The trial’s randomized design and clearly defined non-inferiority margins strengthen the validity of findings. Nevertheless, the relatively small sample size and single-center design may limit generalizability. Additionally, the median age of 53 years skews younger than some typical CR populations, which may affect extrapolation to older patients with multiple comorbidities.
Future research should explore longer-term outcomes, adherence sustainability, and comparative cost-effectiveness. Integration of wearable sensors and artificial intelligence could further personalize exercise protocols.
Conclusion
X-CircuiT, a smartphone-guided multi-component exercise regimen, is safe and non-inferior to conventional telephone-guided exercise in improving cardiorespiratory and muscular fitness in HBCR for CAD patients with risk factors. This approach offers a viable alternative or supplement to existing HBCR programs, potentially improving access and patient adherence through digital health strategies.

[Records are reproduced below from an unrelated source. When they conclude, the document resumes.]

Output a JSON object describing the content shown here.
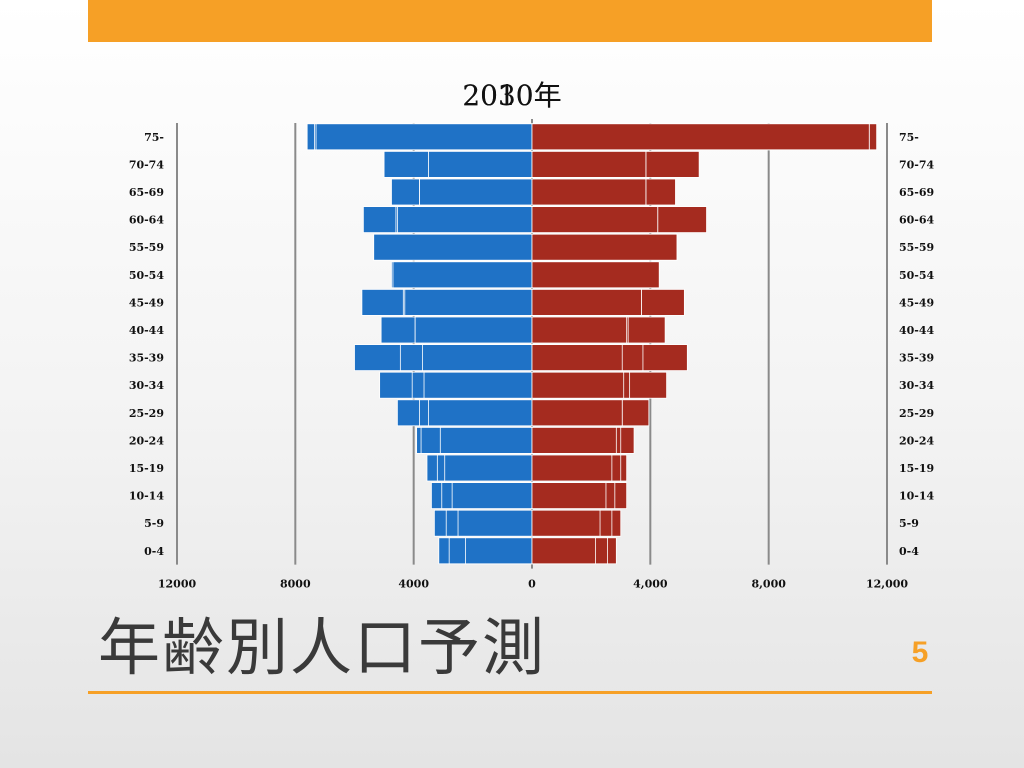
{
  "colors": {
    "accent": "#f6a026",
    "male": "#1f72c6",
    "female": "#a52b1f",
    "gridline": "#8a8a8a",
    "page_number": "#f6a026"
  },
  "slide": {
    "title": "年齢別人口予測",
    "page_number": "5"
  },
  "chart_data": {
    "type": "bar",
    "orientation": "horizontal",
    "subtype": "population-pyramid",
    "title": "2030年",
    "title_overlap": "2010年",
    "categories": [
      "75-",
      "70-74",
      "65-69",
      "60-64",
      "55-59",
      "50-54",
      "45-49",
      "40-44",
      "35-39",
      "30-34",
      "25-29",
      "20-24",
      "15-19",
      "10-14",
      "5-9",
      "0-4"
    ],
    "xlim_left": [
      0,
      12000
    ],
    "xlim_right": [
      0,
      12000
    ],
    "left_ticks": [
      "12000",
      "8000",
      "4000",
      "0"
    ],
    "right_ticks": [
      "0",
      "4,000",
      "8,000",
      "12,000"
    ],
    "grid": true,
    "series": [
      {
        "side": "left",
        "values": [
          7600,
          5000,
          4750,
          5700,
          5350,
          4750,
          5750,
          5100,
          6000,
          5150,
          4550,
          3900,
          3550,
          3400,
          3300,
          3150
        ]
      },
      {
        "side": "left",
        "values": [
          7350,
          3500,
          3800,
          4600,
          5350,
          4650,
          4350,
          3950,
          4450,
          4050,
          3800,
          3750,
          3200,
          3050,
          2900,
          2800
        ]
      },
      {
        "side": "left",
        "values": [
          7300,
          3500,
          3800,
          4550,
          5350,
          4700,
          4300,
          3950,
          3700,
          3650,
          3500,
          3100,
          2950,
          2700,
          2500,
          2250
        ]
      },
      {
        "side": "right",
        "values": [
          11650,
          5650,
          4850,
          5900,
          4900,
          4300,
          5150,
          4500,
          5250,
          4550,
          3950,
          3450,
          3200,
          3200,
          3000,
          2850
        ]
      },
      {
        "side": "right",
        "values": [
          11400,
          3850,
          3850,
          4250,
          4900,
          4300,
          3700,
          3250,
          3750,
          3300,
          3050,
          3000,
          3000,
          2800,
          2700,
          2550
        ]
      },
      {
        "side": "right",
        "values": [
          11400,
          3850,
          3850,
          4250,
          4900,
          4300,
          3700,
          3200,
          3050,
          3100,
          3050,
          2850,
          2700,
          2500,
          2300,
          2150
        ]
      }
    ]
  }
}
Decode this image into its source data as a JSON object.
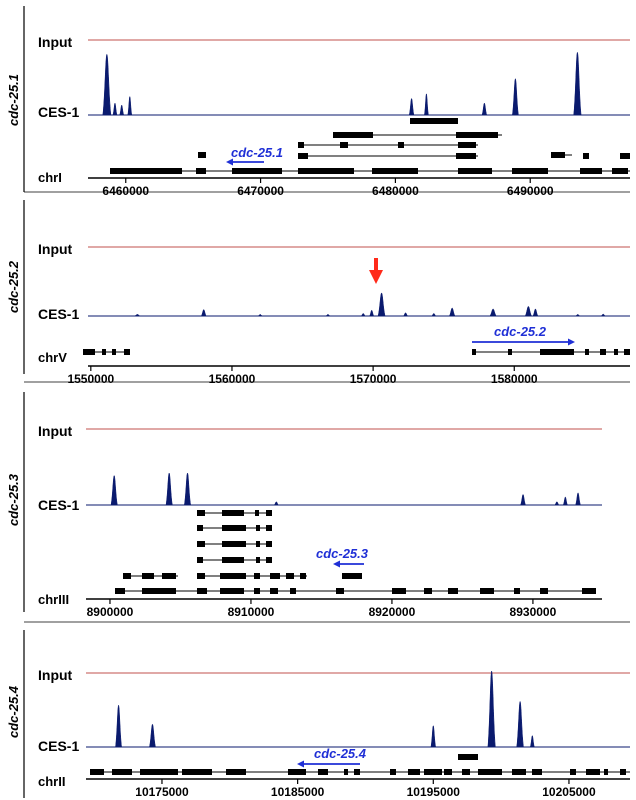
{
  "colors": {
    "input_track": "#c0504d",
    "signal": "#0a1a6e",
    "gene_label": "#1f2fd6",
    "arrow_marker": "#ff2a1a",
    "gene_model": "#000000"
  },
  "chart_data": [
    {
      "type": "area",
      "gene": "cdc-25.1",
      "chromosome": "chrI",
      "tracks": [
        "Input",
        "CES-1"
      ],
      "xlim": [
        6457200,
        6497400
      ],
      "ticks": [
        6460000,
        6470000,
        6480000,
        6490000
      ],
      "tick_labels": [
        "6460000",
        "6470000",
        "6480000",
        "6490000"
      ],
      "peaks": [
        {
          "x": 6458600,
          "height": 0.92,
          "width": 600
        },
        {
          "x": 6459200,
          "height": 0.18,
          "width": 300
        },
        {
          "x": 6459700,
          "height": 0.15,
          "width": 300
        },
        {
          "x": 6460300,
          "height": 0.28,
          "width": 300
        },
        {
          "x": 6481200,
          "height": 0.25,
          "width": 350
        },
        {
          "x": 6482300,
          "height": 0.32,
          "width": 300
        },
        {
          "x": 6486600,
          "height": 0.18,
          "width": 350
        },
        {
          "x": 6488900,
          "height": 0.55,
          "width": 450
        },
        {
          "x": 6493500,
          "height": 0.95,
          "width": 550
        }
      ],
      "gene_annotation": {
        "label": "cdc-25.1",
        "direction": "reverse",
        "start": 6466800,
        "end": 6469800
      },
      "marker": null
    },
    {
      "type": "area",
      "gene": "cdc-25.2",
      "chromosome": "chrV",
      "tracks": [
        "Input",
        "CES-1"
      ],
      "xlim": [
        1549800,
        1588200
      ],
      "ticks": [
        1550000,
        1560000,
        1570000,
        1580000
      ],
      "tick_labels": [
        "1550000",
        "1560000",
        "1570000",
        "1580000"
      ],
      "peaks": [
        {
          "x": 1553300,
          "height": 0.05,
          "width": 400
        },
        {
          "x": 1558000,
          "height": 0.2,
          "width": 350
        },
        {
          "x": 1562000,
          "height": 0.05,
          "width": 300
        },
        {
          "x": 1566800,
          "height": 0.05,
          "width": 300
        },
        {
          "x": 1569300,
          "height": 0.08,
          "width": 300
        },
        {
          "x": 1569900,
          "height": 0.18,
          "width": 300
        },
        {
          "x": 1570600,
          "height": 0.72,
          "width": 500
        },
        {
          "x": 1572300,
          "height": 0.1,
          "width": 300
        },
        {
          "x": 1574300,
          "height": 0.08,
          "width": 300
        },
        {
          "x": 1575600,
          "height": 0.25,
          "width": 400
        },
        {
          "x": 1578500,
          "height": 0.22,
          "width": 450
        },
        {
          "x": 1581000,
          "height": 0.3,
          "width": 450
        },
        {
          "x": 1581500,
          "height": 0.22,
          "width": 350
        },
        {
          "x": 1584500,
          "height": 0.05,
          "width": 300
        },
        {
          "x": 1586300,
          "height": 0.06,
          "width": 300
        }
      ],
      "gene_annotation": {
        "label": "cdc-25.2",
        "direction": "forward",
        "start": 1576800,
        "end": 1584500
      },
      "marker": {
        "x": 1570600
      }
    },
    {
      "type": "area",
      "gene": "cdc-25.3",
      "chromosome": "chrIII",
      "tracks": [
        "Input",
        "CES-1"
      ],
      "xlim": [
        8898300,
        8934900
      ],
      "ticks": [
        8900000,
        8910000,
        8920000,
        8930000
      ],
      "tick_labels": [
        "8900000",
        "8910000",
        "8920000",
        "8930000"
      ],
      "peaks": [
        {
          "x": 8900300,
          "height": 0.92,
          "width": 450
        },
        {
          "x": 8904200,
          "height": 1.0,
          "width": 450
        },
        {
          "x": 8905500,
          "height": 1.0,
          "width": 450
        },
        {
          "x": 8911800,
          "height": 0.1,
          "width": 300
        },
        {
          "x": 8929300,
          "height": 0.33,
          "width": 350
        },
        {
          "x": 8931700,
          "height": 0.1,
          "width": 300
        },
        {
          "x": 8932300,
          "height": 0.25,
          "width": 300
        },
        {
          "x": 8933200,
          "height": 0.38,
          "width": 350
        }
      ],
      "gene_annotation": {
        "label": "cdc-25.3",
        "direction": "reverse",
        "start": 8915800,
        "end": 8917800
      },
      "marker": null
    },
    {
      "type": "area",
      "gene": "cdc-25.4",
      "chromosome": "chrII",
      "tracks": [
        "Input",
        "CES-1"
      ],
      "xlim": [
        10169400,
        10209500
      ],
      "ticks": [
        10175000,
        10185000,
        10195000,
        10205000
      ],
      "tick_labels": [
        "10175000",
        "10185000",
        "10195000",
        "10205000"
      ],
      "peaks": [
        {
          "x": 10171800,
          "height": 0.55,
          "width": 450
        },
        {
          "x": 10174300,
          "height": 0.3,
          "width": 450
        },
        {
          "x": 10195000,
          "height": 0.28,
          "width": 350
        },
        {
          "x": 10199300,
          "height": 1.0,
          "width": 550
        },
        {
          "x": 10201400,
          "height": 0.6,
          "width": 500
        },
        {
          "x": 10202300,
          "height": 0.15,
          "width": 300
        }
      ],
      "gene_annotation": {
        "label": "cdc-25.4",
        "direction": "reverse",
        "start": 10187200,
        "end": 10191400
      },
      "marker": null
    }
  ]
}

Funding and Trial Registration
The study was registered under ChiCTR2000032451. Details regarding funding sources were not disclosed in the report.
References
1. Gong X, Ye Q, Zhang W, Shen Y, Cao Z, Dun Y, Liu S. X-CircuiT and conventional exercise in home-based cardiac rehabilitation for patients with coronary artery disease and risk factors: a randomized controlled non-inferiority trial. Ann Med. 2025 Dec;57(1):2558124. doi: 10.1080/07853890.2025.2558124. PMID: 40947912; PMCID: PMC12439806.
2. Anderson L, Oldridge N, Thompson DR, et al. Exercise-Based Cardiac Rehabilitation for Coronary Heart Disease: Cochrane Systematic Review and Meta-Analysis. J Am Coll Cardiol. 2016;67(1):1-12.
3. Thomas RJ, Beatty AL, Beckie TM, et al. Home-based cardiac rehabilitation: A scientific statement from the American Association of Cardiovascular and Pulmonary Rehabilitation, the American Heart Association, and the American College of Cardiology. J Am Coll Cardiol. 2019;74(1):133-153.